![]() |
[Foto : Sosialisasi Pembangunan Tower BTS Desa Dungus] |
Kegiatan yang dihadiri lengkap unsur pemerintah desa, Camat Cerme beserta staf, Ketua RW dan RT, Bhabinkamtibmas, Koramil, tokoh masyarakat, dan seluruh warga Desa Dungus ini berlangsung tegang namun tertib. Inti dari penolakan warga berasal dari kekhawatiran terhadap dampak jangka panjang paparan radiasi elektromagnetik dari tower BTS yang dinilai bisa membahayakan.
Seorang bidan setempat secara terbuka menyampaikan paparan ilmiah tentang potensi bahaya yang timbul dari keberadaan tower BTS. Menurutnya, tower dengan daya ISP tinggi memiliki potensi menimbulkan paparan radiasi yang berdampak pada gangguan kesehatan, mulai dari susah tidur, sakit kepala, hingga risiko kanker.
“Selain kesehatan, tower juga bisa menimbulkan risiko fisik seperti roboh saat cuaca ekstrem, gangguan kebisingan, hingga efek terhadap alat-alat elektronik di sekitar rumah warga,” tegasnya.
Ketika diberikan kesempatan untuk menyampaikan pandangan, perwakilan dari pihak operator tower mencoba menjelaskan manfaat keberadaan BTS, seperti peningkatan kualitas sinyal, akses internet yang lebih baik, serta fungsi darurat dalam pemantauan keamanan.
“Pemasangan tower sudah mengacu pada regulasi Kementerian Komunikasi dan Informatika, termasuk jarak aman minimal 20-30 meter dari pemukiman. Kami juga telah memasang grounding sebagai langkah perlindungan dari sambaran petir,” terang pihak operator.
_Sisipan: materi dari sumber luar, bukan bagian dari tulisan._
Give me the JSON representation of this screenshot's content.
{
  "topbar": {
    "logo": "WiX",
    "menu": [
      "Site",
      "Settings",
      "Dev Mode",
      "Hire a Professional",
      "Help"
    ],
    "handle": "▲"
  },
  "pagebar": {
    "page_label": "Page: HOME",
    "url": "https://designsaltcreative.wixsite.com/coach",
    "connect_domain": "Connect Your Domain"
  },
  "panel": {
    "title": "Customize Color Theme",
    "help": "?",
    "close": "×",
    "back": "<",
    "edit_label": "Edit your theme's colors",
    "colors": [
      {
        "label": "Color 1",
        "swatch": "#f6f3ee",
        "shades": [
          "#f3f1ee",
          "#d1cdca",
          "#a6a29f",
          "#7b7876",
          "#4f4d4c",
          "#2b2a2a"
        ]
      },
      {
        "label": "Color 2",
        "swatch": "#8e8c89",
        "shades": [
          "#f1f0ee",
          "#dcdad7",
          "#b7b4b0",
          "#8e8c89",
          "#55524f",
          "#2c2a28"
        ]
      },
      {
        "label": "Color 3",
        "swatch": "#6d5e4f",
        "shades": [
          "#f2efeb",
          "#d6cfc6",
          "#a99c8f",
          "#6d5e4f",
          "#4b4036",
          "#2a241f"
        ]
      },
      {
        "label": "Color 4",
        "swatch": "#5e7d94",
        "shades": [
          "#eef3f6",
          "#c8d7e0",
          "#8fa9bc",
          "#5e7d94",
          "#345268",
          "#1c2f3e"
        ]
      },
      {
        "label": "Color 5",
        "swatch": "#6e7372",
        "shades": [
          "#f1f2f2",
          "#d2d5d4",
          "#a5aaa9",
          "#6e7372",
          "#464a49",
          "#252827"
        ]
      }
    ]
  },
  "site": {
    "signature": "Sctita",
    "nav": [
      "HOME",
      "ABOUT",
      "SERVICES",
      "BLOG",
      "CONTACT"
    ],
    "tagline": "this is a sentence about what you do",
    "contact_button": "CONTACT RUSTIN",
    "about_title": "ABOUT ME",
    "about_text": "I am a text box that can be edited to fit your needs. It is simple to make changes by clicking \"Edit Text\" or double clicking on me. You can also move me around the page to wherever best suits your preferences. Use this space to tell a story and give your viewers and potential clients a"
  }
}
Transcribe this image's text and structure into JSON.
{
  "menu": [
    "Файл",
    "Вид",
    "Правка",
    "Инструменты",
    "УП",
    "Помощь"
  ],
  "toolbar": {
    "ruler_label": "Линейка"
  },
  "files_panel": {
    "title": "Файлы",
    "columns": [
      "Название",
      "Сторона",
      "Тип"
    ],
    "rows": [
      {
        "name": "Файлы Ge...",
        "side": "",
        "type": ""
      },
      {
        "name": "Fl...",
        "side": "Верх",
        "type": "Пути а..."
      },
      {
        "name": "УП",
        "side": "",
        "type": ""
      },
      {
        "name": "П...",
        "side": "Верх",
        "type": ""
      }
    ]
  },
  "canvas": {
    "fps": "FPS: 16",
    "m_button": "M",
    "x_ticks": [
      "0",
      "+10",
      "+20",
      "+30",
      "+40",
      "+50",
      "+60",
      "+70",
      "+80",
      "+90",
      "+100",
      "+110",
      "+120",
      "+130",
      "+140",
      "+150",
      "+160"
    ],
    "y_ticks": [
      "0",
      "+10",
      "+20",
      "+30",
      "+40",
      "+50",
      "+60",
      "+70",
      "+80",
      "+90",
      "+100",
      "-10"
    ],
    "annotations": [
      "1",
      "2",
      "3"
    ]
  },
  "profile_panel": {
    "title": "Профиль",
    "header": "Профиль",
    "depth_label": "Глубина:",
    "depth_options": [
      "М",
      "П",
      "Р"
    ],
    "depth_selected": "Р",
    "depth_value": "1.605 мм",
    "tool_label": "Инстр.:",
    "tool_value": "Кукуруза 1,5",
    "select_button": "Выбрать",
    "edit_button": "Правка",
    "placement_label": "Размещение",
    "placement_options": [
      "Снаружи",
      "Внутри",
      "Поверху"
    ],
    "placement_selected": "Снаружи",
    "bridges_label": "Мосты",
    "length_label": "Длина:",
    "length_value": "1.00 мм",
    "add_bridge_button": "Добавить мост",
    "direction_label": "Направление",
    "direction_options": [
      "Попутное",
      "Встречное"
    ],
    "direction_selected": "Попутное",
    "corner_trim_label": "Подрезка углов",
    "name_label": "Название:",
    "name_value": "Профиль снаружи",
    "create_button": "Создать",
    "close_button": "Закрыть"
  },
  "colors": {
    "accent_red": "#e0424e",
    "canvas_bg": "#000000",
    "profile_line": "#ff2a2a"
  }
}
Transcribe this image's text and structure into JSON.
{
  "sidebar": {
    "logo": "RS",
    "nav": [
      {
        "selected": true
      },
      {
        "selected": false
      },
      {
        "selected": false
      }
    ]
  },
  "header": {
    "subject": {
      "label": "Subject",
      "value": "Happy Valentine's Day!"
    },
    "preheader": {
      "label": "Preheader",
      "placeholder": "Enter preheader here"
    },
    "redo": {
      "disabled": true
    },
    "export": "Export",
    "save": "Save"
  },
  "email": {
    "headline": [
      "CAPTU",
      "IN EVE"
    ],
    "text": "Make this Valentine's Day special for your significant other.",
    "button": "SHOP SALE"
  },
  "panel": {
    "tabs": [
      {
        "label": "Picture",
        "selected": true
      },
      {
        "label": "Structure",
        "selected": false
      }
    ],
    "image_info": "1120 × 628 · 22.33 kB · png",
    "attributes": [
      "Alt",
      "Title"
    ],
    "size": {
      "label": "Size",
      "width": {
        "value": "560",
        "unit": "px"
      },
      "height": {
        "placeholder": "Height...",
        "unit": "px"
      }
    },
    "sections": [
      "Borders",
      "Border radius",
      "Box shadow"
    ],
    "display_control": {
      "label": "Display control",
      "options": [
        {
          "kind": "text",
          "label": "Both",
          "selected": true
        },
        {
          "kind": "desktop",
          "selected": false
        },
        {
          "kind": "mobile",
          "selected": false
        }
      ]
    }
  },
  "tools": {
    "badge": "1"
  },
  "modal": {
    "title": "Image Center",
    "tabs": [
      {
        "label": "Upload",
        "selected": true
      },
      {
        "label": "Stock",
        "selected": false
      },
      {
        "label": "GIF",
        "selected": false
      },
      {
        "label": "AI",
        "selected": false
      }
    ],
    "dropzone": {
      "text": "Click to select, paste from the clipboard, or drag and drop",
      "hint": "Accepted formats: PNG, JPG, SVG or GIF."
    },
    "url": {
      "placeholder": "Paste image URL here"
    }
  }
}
Namun, argumen tersebut tak mampu meredakan keresahan warga. Puncak kemarahan muncul saat sesi tanya jawab, ketika seorang tokoh masyarakat berinisial SF mempertanyakan legalitas izin pendirian tower.
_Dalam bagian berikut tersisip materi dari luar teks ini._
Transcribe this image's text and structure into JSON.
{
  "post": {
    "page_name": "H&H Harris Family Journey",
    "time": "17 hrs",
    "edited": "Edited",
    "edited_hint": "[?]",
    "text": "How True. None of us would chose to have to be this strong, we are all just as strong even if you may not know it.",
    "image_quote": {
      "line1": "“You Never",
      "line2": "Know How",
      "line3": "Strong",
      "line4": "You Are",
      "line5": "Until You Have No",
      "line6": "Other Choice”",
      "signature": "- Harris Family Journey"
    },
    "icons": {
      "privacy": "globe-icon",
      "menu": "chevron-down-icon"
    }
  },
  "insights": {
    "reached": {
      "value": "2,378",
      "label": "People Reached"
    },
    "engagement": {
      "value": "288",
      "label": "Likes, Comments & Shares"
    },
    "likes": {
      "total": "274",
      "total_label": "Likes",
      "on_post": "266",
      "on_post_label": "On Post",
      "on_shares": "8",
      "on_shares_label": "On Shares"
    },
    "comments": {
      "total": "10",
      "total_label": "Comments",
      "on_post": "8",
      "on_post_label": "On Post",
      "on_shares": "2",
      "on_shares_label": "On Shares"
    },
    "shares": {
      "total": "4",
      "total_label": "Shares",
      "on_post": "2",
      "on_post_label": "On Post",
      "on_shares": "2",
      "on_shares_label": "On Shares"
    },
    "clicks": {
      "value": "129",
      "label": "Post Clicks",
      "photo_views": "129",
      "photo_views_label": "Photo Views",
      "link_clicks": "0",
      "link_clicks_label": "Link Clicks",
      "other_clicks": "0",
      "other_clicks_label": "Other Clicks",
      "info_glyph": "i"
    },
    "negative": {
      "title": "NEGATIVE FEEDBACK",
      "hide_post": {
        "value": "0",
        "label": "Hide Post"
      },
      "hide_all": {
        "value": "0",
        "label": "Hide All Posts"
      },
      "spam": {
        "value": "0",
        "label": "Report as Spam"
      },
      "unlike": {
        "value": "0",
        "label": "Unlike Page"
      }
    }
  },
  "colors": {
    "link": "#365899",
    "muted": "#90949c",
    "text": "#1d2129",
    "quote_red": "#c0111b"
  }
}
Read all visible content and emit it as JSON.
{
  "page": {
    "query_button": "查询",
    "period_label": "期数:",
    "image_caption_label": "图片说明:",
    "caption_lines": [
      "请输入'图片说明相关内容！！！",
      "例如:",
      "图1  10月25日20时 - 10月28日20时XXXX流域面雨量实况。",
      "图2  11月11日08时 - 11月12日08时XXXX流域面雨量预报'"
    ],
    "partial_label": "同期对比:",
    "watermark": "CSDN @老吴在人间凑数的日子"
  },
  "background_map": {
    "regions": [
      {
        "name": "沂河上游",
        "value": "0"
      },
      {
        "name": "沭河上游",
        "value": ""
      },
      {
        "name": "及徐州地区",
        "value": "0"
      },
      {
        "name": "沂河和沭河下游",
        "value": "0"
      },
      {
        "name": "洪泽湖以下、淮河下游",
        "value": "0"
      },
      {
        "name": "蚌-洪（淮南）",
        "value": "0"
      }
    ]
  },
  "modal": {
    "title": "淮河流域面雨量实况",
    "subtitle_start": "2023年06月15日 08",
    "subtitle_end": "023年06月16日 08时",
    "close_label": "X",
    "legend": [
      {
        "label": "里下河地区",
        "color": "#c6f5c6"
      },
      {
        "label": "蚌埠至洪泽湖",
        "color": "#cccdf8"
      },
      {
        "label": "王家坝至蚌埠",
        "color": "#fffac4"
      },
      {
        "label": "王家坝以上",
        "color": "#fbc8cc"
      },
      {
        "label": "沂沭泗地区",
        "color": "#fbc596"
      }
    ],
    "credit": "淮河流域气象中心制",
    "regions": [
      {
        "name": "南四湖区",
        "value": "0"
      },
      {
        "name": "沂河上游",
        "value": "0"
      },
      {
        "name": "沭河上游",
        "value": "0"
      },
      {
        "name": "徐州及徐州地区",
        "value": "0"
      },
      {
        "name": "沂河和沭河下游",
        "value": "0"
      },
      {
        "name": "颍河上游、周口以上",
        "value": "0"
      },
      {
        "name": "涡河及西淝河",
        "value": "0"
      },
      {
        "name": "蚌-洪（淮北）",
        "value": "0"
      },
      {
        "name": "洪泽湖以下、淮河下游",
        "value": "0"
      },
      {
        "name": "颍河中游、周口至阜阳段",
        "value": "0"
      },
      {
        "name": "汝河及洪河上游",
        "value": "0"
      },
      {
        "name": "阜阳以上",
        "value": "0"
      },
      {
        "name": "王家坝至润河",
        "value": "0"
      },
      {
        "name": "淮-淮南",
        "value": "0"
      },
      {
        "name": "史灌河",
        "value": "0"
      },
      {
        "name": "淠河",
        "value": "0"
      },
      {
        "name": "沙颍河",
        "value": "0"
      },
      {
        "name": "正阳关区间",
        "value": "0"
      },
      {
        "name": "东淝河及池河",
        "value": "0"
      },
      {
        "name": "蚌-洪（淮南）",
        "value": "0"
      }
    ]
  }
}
Jawaban dari pihak operator bahwa izin masih dalam proses dan belum ada pemberitahuan resmi ke RW maupun BPD hanya sebatas kepala desa membuat warga makin geram. Warga menilai proses pembangunan tower dilakukan secara tertutup dan tidak mengindahkan prinsip transparansi dan partisipasi publik.
“Kami merasa hak kami diabaikan. Ini bukan sekadar soal sinyal internet, tapi soal keselamatan dan masa depan keluarga kami,” cetus salah satu warga.
Sebagai penutup, Sekretaris Desa Dungus membacakan hasil rapat resmi yang dituangkan dalam berita acara. Kesimpulan akhir: warga menolak secara bulat rencana pendirian tower BTS di wilayah mereka.
Dalam berita acara disebutkan beberapa pertimbangan utama, di antaranya:
- Potensi bahaya radiasi elektromagnetik;
- Gangguan kesehatan jangka panjang;
- Proses sosialisasi dan perizinan yang tidak transparan;
Keputusan warga Desa Dungus ini menjadi sinyal kuat bahwa setiap rencana pembangunan, terutama yang menyangkut aspek kesehatan dan keselamatan publik, harus mengedepankan asas keterbukaan, partisipatif, dan mengutamakan kepentingan masyarakat.